Per fare un esempio. Un tempo i regali ai bambini si facevano a natale e al compleanno, forse a qualche promozione importante. Oggi si fanno ogni giorno togliendo l’effetto attesa-desiderio-sorpresa. Non si abituano i bambini a meritare le cose, a saperle attendere e a capire se le desiderano davvero. Le loro camere sono negozi di giocattoli, quando vogliamo fare un regalo, abbiamo l’imbarazzo della scelta, ma nel senso di un imbarazzo nel trovare qualcosa che già non posseggono a quintali. Si abituano ad avere subito cose, senza impararne il valore, perchè meravigliarci poi se hanno difficoltà a gestirsi da soli? Si abituano a trovare sempre adulti che ne soddisfano i capricci come li manifestano; vivono in questa pericolosa bolla che esploderà tardi, quando tardi usciranno di casa, con troppi anni e poca esperienza del mondo e della vita e non reggeranno le legnate che immancabilmente arriveranno, specie quando non saranno ancora strutturati; o meglio lo saranno ma unicamente in senso narcisistico. Il loro bisogno di approvazione renderà a quel punto, qualsiasi critica anche costruttiva come il peggiore degli attacchi personali, qualsiasi situazione di frustrazione il più grave cataclisma.
Per questo come su Google cercano una risposta immediata, senza faticare a cercarla dentro di loro prima, anche spendendo due minuti su un libro. Non hanno capito cosa cercano e perchè lo cercano, perchè hanno un problema, come si manifesta, quando, con chi. Una cosa la sanno, la voglia di sbrigarsi a trovare un rimedio, come un antidolorifico o un anestetico. Se il loro impegno è lento lento, se i progressi arrivano piano, piano, piano, piano, piano la domanda del volere tutto e subito è follemente veloce invece.

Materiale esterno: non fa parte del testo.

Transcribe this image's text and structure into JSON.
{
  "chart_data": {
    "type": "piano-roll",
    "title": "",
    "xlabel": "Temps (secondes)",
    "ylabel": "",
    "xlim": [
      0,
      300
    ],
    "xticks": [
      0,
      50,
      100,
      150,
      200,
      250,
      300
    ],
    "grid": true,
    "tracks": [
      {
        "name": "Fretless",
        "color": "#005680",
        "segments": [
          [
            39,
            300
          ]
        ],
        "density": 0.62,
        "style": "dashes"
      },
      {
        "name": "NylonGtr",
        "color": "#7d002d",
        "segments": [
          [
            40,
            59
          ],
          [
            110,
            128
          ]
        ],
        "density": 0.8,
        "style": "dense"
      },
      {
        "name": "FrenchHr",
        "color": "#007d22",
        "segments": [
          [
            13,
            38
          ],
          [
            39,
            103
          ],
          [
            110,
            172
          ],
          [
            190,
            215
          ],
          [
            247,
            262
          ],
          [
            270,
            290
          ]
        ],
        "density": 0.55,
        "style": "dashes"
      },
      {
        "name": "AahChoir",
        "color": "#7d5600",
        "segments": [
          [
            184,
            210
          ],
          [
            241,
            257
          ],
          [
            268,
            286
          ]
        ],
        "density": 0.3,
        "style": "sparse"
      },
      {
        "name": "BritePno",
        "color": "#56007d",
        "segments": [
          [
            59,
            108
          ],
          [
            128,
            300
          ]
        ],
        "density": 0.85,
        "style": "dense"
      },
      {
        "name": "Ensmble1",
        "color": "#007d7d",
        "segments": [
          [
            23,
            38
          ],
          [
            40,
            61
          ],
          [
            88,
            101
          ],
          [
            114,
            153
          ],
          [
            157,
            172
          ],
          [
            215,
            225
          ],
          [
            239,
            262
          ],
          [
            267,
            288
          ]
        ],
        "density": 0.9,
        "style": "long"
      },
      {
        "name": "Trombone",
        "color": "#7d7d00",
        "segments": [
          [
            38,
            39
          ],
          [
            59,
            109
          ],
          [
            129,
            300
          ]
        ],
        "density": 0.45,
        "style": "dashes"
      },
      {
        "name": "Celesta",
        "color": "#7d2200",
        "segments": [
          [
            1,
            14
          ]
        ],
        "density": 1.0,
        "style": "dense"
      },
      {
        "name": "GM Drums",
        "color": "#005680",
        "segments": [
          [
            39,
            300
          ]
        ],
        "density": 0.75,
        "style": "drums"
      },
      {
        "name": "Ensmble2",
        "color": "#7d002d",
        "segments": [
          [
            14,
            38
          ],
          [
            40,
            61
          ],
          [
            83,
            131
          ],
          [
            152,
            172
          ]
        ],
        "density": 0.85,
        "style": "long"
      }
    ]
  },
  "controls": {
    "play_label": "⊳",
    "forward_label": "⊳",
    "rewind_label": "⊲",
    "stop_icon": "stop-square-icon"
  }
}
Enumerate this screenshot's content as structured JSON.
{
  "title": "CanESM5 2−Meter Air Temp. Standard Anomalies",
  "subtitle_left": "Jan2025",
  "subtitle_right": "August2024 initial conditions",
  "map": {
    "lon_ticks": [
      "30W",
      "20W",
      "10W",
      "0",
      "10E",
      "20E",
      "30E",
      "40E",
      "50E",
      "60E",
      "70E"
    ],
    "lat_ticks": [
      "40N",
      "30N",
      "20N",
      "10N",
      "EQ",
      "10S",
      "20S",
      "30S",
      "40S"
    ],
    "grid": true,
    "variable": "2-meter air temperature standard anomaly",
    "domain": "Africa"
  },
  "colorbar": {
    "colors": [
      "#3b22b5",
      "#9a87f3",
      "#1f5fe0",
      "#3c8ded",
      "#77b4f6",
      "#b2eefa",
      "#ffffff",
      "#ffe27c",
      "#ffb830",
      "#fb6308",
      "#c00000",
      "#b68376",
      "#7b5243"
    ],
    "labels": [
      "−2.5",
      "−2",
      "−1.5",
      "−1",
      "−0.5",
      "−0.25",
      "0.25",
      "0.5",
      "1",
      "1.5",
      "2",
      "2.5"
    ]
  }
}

La ricerca di soluzioni immediate non è perciò un fenomeno così strano e incomprensibile dal momento che a quello sono stati abituati, dalle famiglie che a fin di bene, li hanno esauditi sempre e dalla tecnologia che permette in un attimo di trovare risposte senza l’ impegno di scavare nella memoria, o rende la condivisione un modo per uscire rapidamente dalla fatica di essere se stessi e di vivere, La tecnologia laddove ha sostituito alcune tra la facoltà mentali più importanti in realtà ne ha cancellato la funzionalità (per chi volesse approfondire appunto, consiglio la puntata di “Presadiretta”, “Iperconnessi” o il bel libro di M.Spitzer “Connessi e isolati“). La tecnologia in fondo abbrevia il senso di solitudine e il terrore dell’abbandono, al costo però di lasciare il soggetto insicuro e sprovvisto di autonomia, dipendente dalla rete, come da una madre chioccia.
Quando vedo i bambini piccoli maneggiare o peggio possedere uno smart phone, gestire quell’oggetto dove noi adulti infiliamo tutta la nostra intimità, avere quel valore in mano ottenuto così velocemente, gratuitamente, penso che ai tempi della mia laurea le possibilità di usare il telefono come opportunità di nuovi sviluppi erano indice di progresso, quello che è avvenuto oggi è invece e solo un disastroso e pericoloso regresso.